Economically, early projections suggest it will contribute $34.6 billion — or 3 percent — to non-oil gross domestic product within the same time frame, building on the acceleration of non-oil growth that Saudi Arabia has experienced since the launch of Vision 2030.
The International Monetary Fund’s most recent annual review says Saudi Arabia has been averaging 4.8 percent growth in non-oil revenues.
According to Faisal Al-Azmeh, an analyst at Goldman Sachs Research, “since the launch of Vision 2030, Saudi Arabia has made meaningful strides in growing the non-oil economy through various developments and investments across strategic economic sectors.”
Reflecting the opportunities arising in the Kingdom, recent reports in The Wall Street Journal suggest that biotech startups are already tapping Saudi Arabia for funding.

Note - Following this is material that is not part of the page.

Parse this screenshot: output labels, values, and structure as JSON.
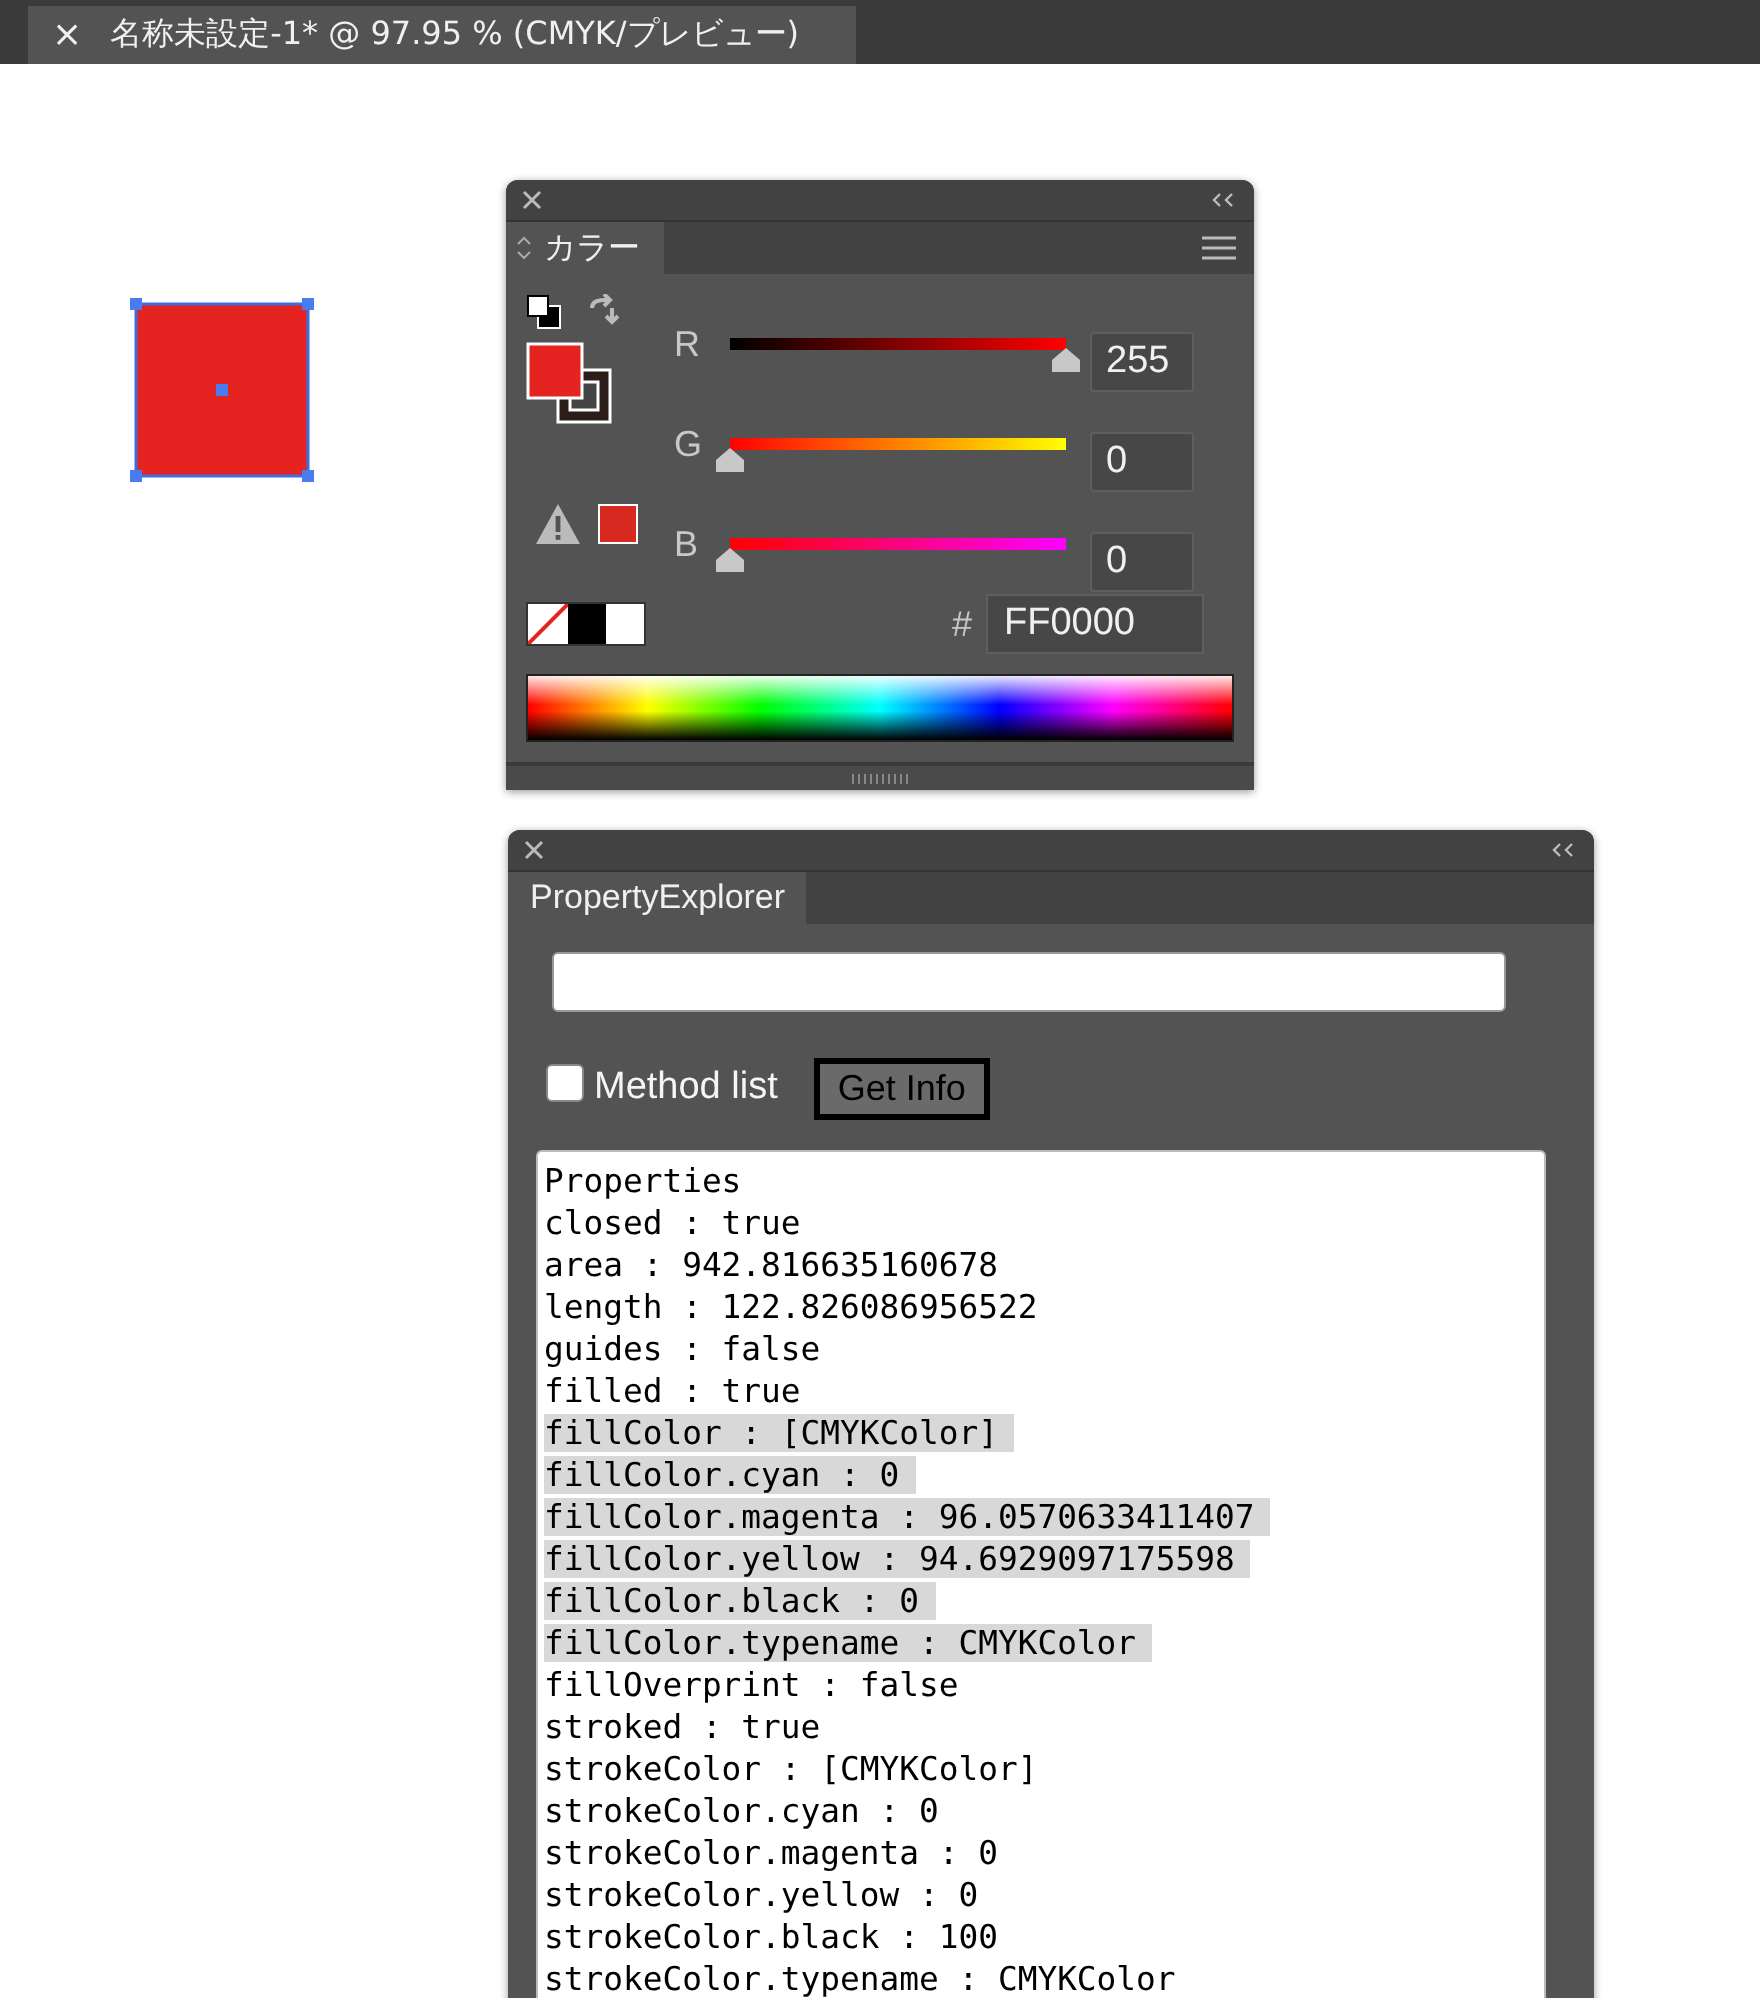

Ali Siam, chief business officer of Rubedo Life Sciences, a California-based longevity-focused startup, told the US newspaper that the Kingdom and the wider Gulf had “become much more relevant within the biotech ecosystem.”
Euromonitor International’s Yasmeen notes that alongside economic diversification and value generation in healthcare and food industries, Saudi Arabia’s move into biotech offers “interesting prospects” elsewhere.
“For instance, the Kingdom’s advancing production of biofuels, renewable energy sources and greener energy alternatives,” which she said would enable Saudi Arabia to push back against critics of its reputation as one of the world’s biggest oil producers by “leading the global energy story.”
Speaking to Arab News from Istanbul, Ussal Sahbas, founder of a boutique policy consultancy in Turkiye, described the National Biotechnology Strategy as “not only important for health, but also for areas including materials, manufacturing and agriculture that are crucial for the future of the Middle East.
“Therefore, biotech should be key component of technological diversification that Saudi Arabia is pursuing within its 2030 Vision,” he said.